When he first looked at the whale-shark tracks in relation to the satellite data, he was struck by how consistent the tracks were. “The whale sharks could have ranged anywhere in the Eastern Tropical Pacific,” he said, “but they were primarily following frontal boundaries between warm and cold water.”
Extending across the Eastern Pacific is a distinct boundary between warm water north of the equator and colder water to the south. This boundary is called the North Pacific Equatorial Upwelling Front. Ryan’s analysis showed that whale sharks followed this front as if it was an open-ocean highway. When the front moved north and south in huge wave-like meanders, the whale sharks followed these meanders like semi trucks negotiating a winding mountain road.
Darwin’s Arch, the whale-shark tagging site, is located right in the middle of the equatorial front. This could explain why whale sharks are often seen in the area, but rarely hang around for very long.

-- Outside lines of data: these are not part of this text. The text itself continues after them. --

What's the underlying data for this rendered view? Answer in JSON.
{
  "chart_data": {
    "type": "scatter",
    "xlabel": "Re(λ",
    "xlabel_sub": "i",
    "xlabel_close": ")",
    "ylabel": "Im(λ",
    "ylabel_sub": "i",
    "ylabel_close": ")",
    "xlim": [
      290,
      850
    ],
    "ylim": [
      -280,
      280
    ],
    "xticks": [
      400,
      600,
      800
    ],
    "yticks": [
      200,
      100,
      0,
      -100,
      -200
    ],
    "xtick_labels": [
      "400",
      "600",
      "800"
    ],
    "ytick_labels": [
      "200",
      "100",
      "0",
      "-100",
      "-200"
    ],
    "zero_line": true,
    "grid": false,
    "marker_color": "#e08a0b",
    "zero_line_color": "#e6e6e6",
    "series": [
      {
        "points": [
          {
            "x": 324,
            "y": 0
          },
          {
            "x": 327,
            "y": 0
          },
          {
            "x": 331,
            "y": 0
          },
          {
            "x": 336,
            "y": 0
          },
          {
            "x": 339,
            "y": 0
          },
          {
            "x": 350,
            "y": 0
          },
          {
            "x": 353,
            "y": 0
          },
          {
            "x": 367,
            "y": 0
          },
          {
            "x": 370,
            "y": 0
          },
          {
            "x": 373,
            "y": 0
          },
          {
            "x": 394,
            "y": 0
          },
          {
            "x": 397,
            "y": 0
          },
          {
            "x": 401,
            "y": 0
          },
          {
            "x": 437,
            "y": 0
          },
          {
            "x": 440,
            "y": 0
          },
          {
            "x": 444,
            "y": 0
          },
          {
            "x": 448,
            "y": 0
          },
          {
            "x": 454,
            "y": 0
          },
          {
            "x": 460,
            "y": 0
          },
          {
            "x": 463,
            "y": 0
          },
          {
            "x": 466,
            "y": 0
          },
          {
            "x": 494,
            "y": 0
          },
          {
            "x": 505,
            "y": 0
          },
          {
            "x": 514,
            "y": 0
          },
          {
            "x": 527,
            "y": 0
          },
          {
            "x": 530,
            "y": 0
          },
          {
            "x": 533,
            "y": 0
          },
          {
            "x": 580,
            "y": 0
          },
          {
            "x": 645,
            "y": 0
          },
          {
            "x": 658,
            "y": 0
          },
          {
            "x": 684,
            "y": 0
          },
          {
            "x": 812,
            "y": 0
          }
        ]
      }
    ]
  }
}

Ryan said previous studies showed that plankton [small, drifting plants and animals] can accumulate in this transitional zone. He also found that whale sharks also followed the fronts near the coast of Central and South America, especially in January or February, when the equatorial front typically weakens or disappears.

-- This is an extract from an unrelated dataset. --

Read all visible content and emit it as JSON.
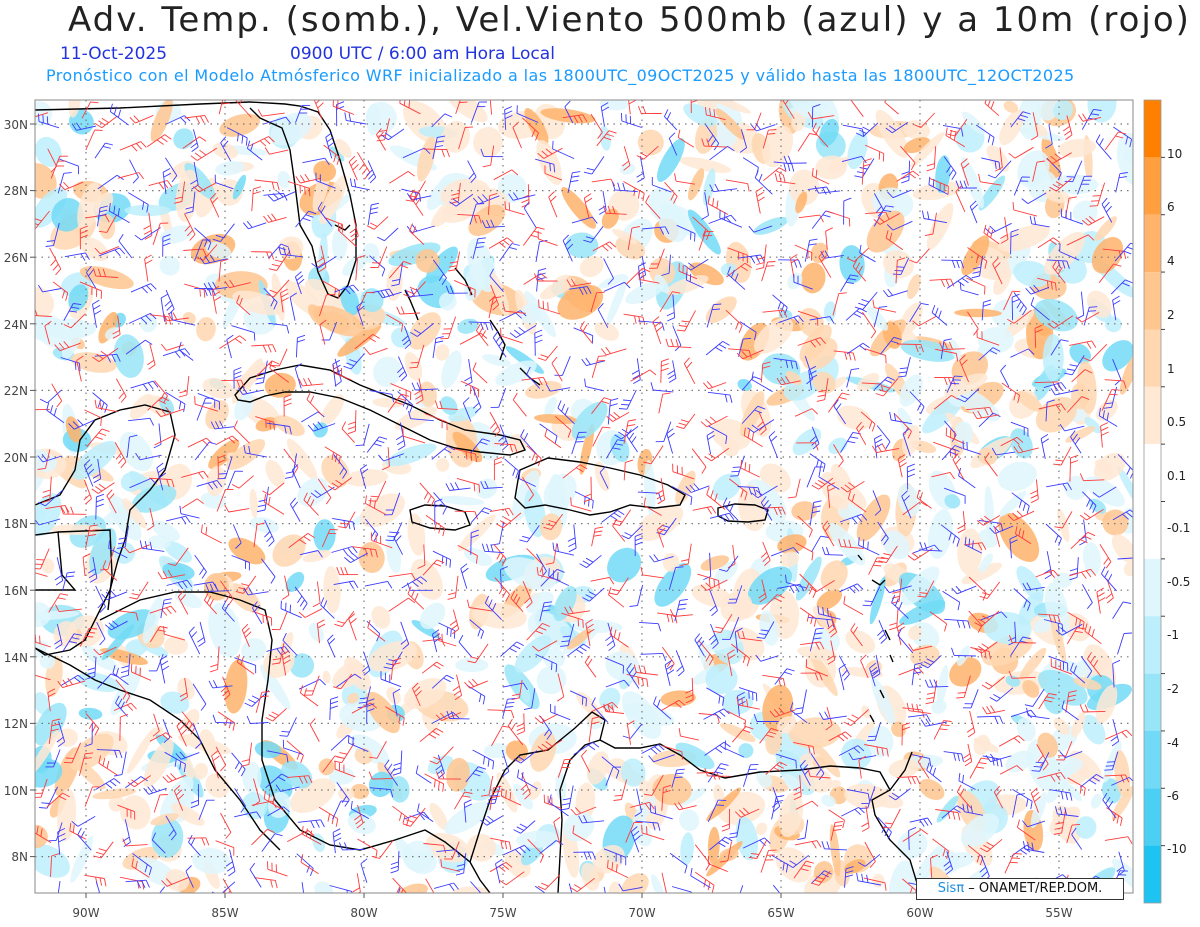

In an interesting side note, almost all of the whale sharks tracked in this experiment appeared to be pregnant females. The one adult male that was tracked followed a similar path as the females. Two juvenile whale sharks that were tracked followed different paths, farther away from the equatorial front.
In 2016, whale sharks were declared an endangered species, their numbers threatened by shark finning, entanglement in fishing gear, and boat collisions. But one of the biggest challenges in whale-shark conservation is simply coming up with good population estimates. By demonstrating that whale sharks can be found along fronts, this study will make it easier for marine biologists to estimate how many of these gentle giants are out there riding the rolling waves of the whale-shark highways.
The study was recently published in the journal PLoS One.